As the Lear theme expanded under his hand Shakespeare had begun, and perforce, to economize his treatment of the Gloucester-Edgar-Edmund story. Edgar himself is indeed dismissed from the second scene upon no more allowance of speech than I'm sure on't, not a word. (2.1.29)
--with which the best of actors may find it hard to make his presence felt; and at our one view
of him before he had been left negative enough. Edmund is then brought rapidly into relation with the main plot, and the blending of main plot and subplot begins. Edgar also is drawn into Lear's orbit; and, for the time, to the complete sacrifice of his own interests in the play. "Poor Tom" is in effect an embodiment of Lear's frenzy, the disguise no part of Edgar's own development.
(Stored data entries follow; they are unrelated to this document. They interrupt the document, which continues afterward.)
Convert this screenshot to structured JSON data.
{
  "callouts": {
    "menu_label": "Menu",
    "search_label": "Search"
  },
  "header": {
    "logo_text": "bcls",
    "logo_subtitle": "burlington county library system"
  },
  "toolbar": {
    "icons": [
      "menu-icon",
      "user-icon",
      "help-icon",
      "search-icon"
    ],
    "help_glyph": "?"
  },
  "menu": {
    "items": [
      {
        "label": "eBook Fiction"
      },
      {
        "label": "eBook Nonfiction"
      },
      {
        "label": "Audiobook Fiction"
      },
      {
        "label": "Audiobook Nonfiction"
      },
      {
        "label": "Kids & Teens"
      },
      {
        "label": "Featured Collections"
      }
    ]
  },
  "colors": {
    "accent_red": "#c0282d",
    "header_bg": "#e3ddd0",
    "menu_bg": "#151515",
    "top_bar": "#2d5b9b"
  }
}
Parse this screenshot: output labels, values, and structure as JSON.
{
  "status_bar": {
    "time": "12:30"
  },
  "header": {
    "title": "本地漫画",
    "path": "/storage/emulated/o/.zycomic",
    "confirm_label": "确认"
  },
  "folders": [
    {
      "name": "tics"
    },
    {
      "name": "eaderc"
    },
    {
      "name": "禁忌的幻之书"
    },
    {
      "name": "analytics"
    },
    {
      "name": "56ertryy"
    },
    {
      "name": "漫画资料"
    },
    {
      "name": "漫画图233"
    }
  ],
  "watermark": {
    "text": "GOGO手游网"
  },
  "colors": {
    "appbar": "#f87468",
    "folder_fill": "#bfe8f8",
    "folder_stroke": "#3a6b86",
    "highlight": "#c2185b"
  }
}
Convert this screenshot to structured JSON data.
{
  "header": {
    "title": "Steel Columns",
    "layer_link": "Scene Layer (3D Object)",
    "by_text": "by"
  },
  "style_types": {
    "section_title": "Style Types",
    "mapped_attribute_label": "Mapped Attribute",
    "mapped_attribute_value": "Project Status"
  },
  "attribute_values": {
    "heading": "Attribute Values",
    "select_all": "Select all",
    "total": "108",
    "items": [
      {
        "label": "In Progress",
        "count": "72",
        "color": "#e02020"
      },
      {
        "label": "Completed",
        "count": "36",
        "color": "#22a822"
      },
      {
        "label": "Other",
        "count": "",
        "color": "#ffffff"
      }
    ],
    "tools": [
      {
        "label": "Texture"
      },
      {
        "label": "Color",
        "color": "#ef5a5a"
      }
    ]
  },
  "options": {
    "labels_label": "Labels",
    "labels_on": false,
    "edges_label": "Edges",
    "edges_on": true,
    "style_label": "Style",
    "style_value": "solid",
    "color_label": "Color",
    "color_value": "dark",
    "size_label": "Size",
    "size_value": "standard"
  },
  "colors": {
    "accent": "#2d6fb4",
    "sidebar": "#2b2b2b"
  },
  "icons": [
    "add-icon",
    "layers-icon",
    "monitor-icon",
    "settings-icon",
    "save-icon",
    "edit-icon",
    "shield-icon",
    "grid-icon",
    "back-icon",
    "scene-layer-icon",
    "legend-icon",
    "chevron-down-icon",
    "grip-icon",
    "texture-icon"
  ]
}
As we have seen, while Act 3 is at the height of its argument, Shakespeare is careful to keep alive the lower-pitched theme of Edmund's treachery, his new turn to the betrayal of his father. He affords it two scenes, of twenty-five lines each, wedged between the three dominant scenes of the storm and Lear's refuge from it. They are sufficient and no more for their own purpose; in their sordidness they stand as valuable contrast to the spiritual exaltation of the others. The supreme moment for Lear himself, the turning point, therefore, of the play's main theme, is reached in the second of the three storm-scenes, when the proud old king kneels humbly and alone in his wretchedness to pray. This is the argument's absolute height; and from now on we may feel (as far as Lear is concerned) the tension relax, through the first grim passage of his madness, slackening still through the fantastic scene of the arraignment of the joint-stools before that queer bench of justices, to the moment of his falling asleep and his conveyance away--his conveyance, we find it to be, out of the main stream of the play's action. Shakespeare then deals the dreadful blow to Gloucester. The very violence and horror of this finds its dramatic justification in the need to match in another sort--since he could not hope to match it in spiritual intensity--the catastrophe to Lear. And now we may imagine him, if we please, stopping to consider where he was. Anticlimax, after this, is all but inevitable. Let the producer take careful note how Shakespeare sets out to avoid the worst dangers of it.